Bergmann also spoke about her time dealing with doctors who have often been more hurtful than helpful.
“It’s been a lot of not only physical anguish but mental anguish as well,” Bergmann said. “There’s a lot of medical gaslighting that goes on sometimes when someone doesn’t know what’s wrong with you and it’s their task to fix you. You can start feeling like it’s somehow your fault or you’re crazy, not really sick. I kind of carried that burden for many years, and it affected things like friendships and my family, my work.”
Meg also spoke about what it’s been like standing alongside her daughter throughout this struggle.
She spoke about having to watch as Bergmann dealt with serious illness even at a young age, and though she felt tremendous pride in her daughter as she saw success following her passion and working at the zoo, she also hurt as she began to come home each day absolutely exhausted and without any energy to spare.
“It definitely has an impact on a parent when your kids hurt,” Meg said. “You hope for the best of everything for them your whole life and their whole lives, and we were sorta taken aback a bit when she started getting sick when she was smaller.”
She further emphasized how devastating it’s been to see Bergmann go through what she has over the past few years, voicing her hopes that no one else have to deal with what they have.
With her surgery set to take place this Friday, Bergmann’s GoFundMe campaign as of Tuesday evening stands at $46,364 of its $97,000 goal.

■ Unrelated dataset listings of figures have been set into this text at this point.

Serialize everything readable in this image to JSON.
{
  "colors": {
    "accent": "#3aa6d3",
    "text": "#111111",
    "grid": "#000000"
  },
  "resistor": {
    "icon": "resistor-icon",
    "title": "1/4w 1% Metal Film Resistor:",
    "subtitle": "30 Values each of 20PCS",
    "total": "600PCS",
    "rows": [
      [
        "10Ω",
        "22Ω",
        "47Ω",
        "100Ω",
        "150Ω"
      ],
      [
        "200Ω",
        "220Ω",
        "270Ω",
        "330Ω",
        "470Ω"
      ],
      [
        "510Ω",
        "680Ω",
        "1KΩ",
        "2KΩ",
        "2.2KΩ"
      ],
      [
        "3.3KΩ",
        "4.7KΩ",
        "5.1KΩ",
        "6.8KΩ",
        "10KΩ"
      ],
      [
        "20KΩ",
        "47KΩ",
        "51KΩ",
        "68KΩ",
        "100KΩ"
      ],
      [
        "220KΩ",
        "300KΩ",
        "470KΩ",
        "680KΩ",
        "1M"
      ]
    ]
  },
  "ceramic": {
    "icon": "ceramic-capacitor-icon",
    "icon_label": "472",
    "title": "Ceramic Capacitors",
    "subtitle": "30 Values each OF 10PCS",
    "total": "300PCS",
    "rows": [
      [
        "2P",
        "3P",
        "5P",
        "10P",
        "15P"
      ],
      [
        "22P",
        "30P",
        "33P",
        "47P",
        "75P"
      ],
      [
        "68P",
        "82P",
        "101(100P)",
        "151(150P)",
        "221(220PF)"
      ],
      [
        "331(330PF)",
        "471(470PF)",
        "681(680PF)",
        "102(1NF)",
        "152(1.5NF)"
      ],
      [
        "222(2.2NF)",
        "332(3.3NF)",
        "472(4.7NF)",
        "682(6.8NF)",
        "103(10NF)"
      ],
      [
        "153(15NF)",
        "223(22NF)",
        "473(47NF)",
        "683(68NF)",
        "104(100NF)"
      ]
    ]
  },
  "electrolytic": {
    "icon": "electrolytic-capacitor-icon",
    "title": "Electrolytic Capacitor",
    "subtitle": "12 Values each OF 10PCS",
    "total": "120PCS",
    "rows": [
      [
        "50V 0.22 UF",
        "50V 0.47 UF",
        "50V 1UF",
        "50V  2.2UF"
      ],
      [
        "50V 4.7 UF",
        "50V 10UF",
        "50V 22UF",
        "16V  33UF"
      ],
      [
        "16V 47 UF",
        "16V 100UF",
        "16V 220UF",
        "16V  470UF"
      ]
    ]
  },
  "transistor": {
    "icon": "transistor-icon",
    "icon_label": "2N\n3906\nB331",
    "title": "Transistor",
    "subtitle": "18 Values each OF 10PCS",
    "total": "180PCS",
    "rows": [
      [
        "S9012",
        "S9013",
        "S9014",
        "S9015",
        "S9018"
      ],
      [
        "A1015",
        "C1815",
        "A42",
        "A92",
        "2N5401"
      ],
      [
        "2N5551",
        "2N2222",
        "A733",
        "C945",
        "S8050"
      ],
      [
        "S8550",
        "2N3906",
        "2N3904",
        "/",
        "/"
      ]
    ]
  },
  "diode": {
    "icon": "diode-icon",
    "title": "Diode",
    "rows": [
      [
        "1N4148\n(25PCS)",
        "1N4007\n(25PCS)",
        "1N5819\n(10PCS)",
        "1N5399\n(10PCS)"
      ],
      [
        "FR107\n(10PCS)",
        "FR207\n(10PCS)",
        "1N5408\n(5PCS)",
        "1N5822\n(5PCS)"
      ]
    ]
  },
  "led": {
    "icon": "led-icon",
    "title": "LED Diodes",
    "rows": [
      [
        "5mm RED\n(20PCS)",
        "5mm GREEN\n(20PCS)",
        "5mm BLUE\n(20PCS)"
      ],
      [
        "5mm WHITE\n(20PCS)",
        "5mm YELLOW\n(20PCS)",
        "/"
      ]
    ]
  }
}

Those wishing to donate can do so at gofund.me/adf077a9.
Though with still just over half of the goal to meet, Bergmann voiced tremendous gratitude for those in the community who have offered support.
“I am overwhelmed,” Bergmann said. “I am so overwhelmed and thankful beyond what I can express. I am not normally a very emotional person, and it’s hard for me, but when I started the GoFundMe, I was very afraid to ask for help, and I told my mom that I didn’t think it was going to be that successful… People from all walks of life, my past, present and even strangers were just absolutely touching my heart and doing everything they could to help me out. I think that my viewpoint on the world changed for the better quite a bit through this GoFundMe and through the community.”
One friend of Bergmann’s to offer support is Marybeth Babcock, known for her involvement in community and school theatre throughout Monroe County.
Babcock recalled how Bergmann was one of her many theatre kids through the years, playing Amaryllis in her first Columbia production of “The Music Man” back in 2007.
She spoke fondly of Bergmann, remembering her health struggles and bemoaning the issues she is now facing with healthcare.
“Anybody should be able to get a lifesaving surgery if they need it,” Babcock said. “I know they’ve moved in every which direction to try to get this to happen… I feel like we have a really tight-knit community in the theatre in Monroe County, and I needed to be a little bit of a voice for her.”
Looking to the future, Bergmann said there is hope that the surgery to remove the tumor could alleviate or reverse a number of problems she’s dealt with over the years, though she only knows for certain it will address the cortisol issues that are threatening her life.
With surgery this week and hopeful recovery through Christmas and beyond, she and her family are eager to see her return to her passion.
“My goal as her mom is to get her back to what she was when she was able to walk around at the zoo,” Meg said.